German children with severe inflammatory reactions.



[ad_1]

meThe blessing of this pandemic was that children previously seemed immune to it. However, worrying reports of children suffering from a new type of inflammatory syndrome that may be associated with a coronavirus infection have been on the rise for several weeks. Young patients often suffer from fever throughout the day from abdominal pain, diarrhea, rashes, and swelling of the hands and feet, and generally show strong inflammatory reactions, the symptoms of which are similar to those of the rare Kawasaki syndrome.

Due to the existing differences, doctors now refer to the new syndrome as Pediatric multisystemic inflammatory syndrome, in summary PMIS. At least 50 cases have been reported in Europe and around 100 children are affected in New York. So far, two children and two teenagers have died from the effects of the inflammatory disease. “In Germany, ten children and adolescents are sick, none of the children have died,” says Inge Krägeloh-Mann, president of the German Society for Pediatric and Adolescent Medicine.

It is still unclear if there is a direct connection to a Sars-CoV-2 infection, but the evidence is mounting. In a study published Wednesday in the Lancet, Italian doctors compared the number of Kawasaki patients treated before and after the pandemic began at the Bergamo hospital that was at the epicenter of the outbreak. In the five years prior to the Sars CoV-2 outbreak, 19 children with Kawasaki syndrome were treated there. From mid-February to mid-April 2020 there were ten children. The authors write that this corresponds to a thirty times higher frequency of Kawasaki disease.
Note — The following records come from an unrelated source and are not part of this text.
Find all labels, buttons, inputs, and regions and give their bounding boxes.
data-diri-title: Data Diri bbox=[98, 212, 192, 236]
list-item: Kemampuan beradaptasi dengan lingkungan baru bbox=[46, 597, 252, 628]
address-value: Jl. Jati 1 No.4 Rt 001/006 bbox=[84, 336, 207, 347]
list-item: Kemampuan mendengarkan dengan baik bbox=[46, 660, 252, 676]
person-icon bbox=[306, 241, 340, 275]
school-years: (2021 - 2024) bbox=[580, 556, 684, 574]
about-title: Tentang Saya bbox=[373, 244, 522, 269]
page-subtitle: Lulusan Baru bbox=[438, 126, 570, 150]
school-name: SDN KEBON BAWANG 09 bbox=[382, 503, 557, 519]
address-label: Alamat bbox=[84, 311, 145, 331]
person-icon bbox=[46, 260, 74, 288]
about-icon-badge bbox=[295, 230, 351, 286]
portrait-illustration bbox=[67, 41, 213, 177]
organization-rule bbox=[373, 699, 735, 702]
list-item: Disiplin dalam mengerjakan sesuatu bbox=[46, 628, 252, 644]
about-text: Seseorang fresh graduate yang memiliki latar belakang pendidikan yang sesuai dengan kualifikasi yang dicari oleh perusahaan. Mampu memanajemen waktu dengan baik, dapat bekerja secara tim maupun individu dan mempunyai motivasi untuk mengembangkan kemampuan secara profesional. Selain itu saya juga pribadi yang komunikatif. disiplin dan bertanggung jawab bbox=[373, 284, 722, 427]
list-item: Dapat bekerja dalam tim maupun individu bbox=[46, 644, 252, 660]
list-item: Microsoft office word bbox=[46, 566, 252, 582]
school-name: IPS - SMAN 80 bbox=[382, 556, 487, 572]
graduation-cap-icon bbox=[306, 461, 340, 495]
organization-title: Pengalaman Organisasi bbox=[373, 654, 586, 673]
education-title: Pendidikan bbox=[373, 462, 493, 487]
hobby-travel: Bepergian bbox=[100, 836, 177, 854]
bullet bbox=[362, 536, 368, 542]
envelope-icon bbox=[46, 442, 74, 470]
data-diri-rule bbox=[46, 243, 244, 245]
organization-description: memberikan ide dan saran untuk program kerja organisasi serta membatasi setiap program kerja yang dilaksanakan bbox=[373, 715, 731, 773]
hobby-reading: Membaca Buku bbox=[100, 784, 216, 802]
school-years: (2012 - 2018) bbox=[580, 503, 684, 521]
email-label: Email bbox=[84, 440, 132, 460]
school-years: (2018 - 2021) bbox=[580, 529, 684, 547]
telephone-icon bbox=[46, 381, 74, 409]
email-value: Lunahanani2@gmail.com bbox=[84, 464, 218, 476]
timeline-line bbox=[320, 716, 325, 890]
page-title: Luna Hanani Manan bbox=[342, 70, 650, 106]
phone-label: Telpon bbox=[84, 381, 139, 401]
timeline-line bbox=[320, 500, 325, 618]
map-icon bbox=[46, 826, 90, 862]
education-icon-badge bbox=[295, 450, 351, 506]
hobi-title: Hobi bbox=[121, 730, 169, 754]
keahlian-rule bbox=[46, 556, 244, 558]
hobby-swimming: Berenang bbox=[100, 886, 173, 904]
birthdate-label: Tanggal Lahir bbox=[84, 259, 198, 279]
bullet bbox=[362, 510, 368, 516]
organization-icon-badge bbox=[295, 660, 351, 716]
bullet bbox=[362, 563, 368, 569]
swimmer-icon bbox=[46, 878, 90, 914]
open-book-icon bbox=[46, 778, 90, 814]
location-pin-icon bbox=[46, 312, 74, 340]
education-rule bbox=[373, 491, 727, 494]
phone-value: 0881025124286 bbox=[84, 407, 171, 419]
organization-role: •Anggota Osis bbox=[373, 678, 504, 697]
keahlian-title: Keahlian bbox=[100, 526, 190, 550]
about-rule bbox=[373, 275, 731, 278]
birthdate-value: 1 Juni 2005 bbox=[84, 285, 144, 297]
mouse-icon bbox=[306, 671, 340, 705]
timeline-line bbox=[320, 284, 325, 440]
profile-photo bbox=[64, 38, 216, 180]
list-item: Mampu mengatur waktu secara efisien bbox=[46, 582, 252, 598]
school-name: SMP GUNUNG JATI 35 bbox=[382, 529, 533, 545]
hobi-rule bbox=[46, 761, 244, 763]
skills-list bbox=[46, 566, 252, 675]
In early May, a British medical team had already reported in the same magazine on an “unprecedented accumulation” of such cases in south-east England. Over a ten-day period, eight children were treated with toxic shock, such as can occur in Kawasaki syndrome. Usually one or two children a week would be diagnosed with such symptoms. The virus could only be detected in a part of the children by means of the PCR test. However, a large number of the children had antibodies against Sars-CoV-2 in their blood. Therefore, experts suspect that PMSI may occur after a SARS-CoV-2 infection.
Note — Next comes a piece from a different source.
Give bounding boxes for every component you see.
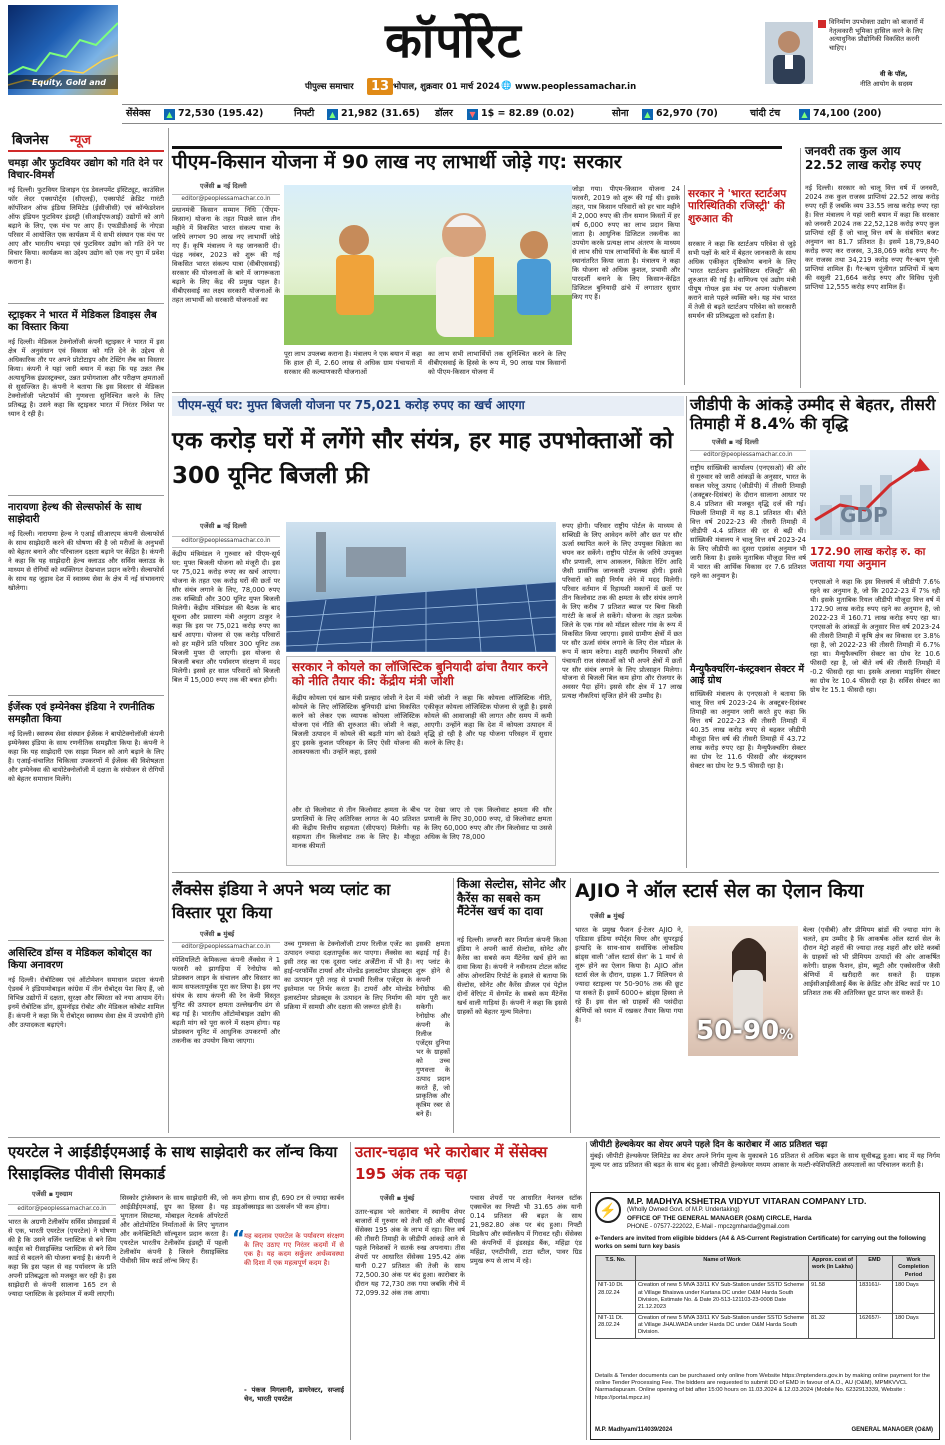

The related Kawasaki syndrome has been known for almost eighty years, the causes of the rare disease are unknown. Cold virus infections, which are part of the Corona family, are discussed as possible triggers for the syndrome. “In this context, it is very possible that Sars-CoV-2 triggers a Kawasaki-like syndrome,” says Krägeloh-Mann, “the real question is whether the coronavirus causes these complications more frequently than other pathogens and whether the course is more serious”. is. Until now, the number of cases has been so small that you still have to be patient for a final evaluation.

The symptoms of the two related diseases presumably come from an overreaction of the immune system, which mainly affects the blood vessels and organs of the body itself. Kawasaki syndrome mainly affects children under the age of five, while PMIS, which tends to be more severe, mainly affects children over the age of five.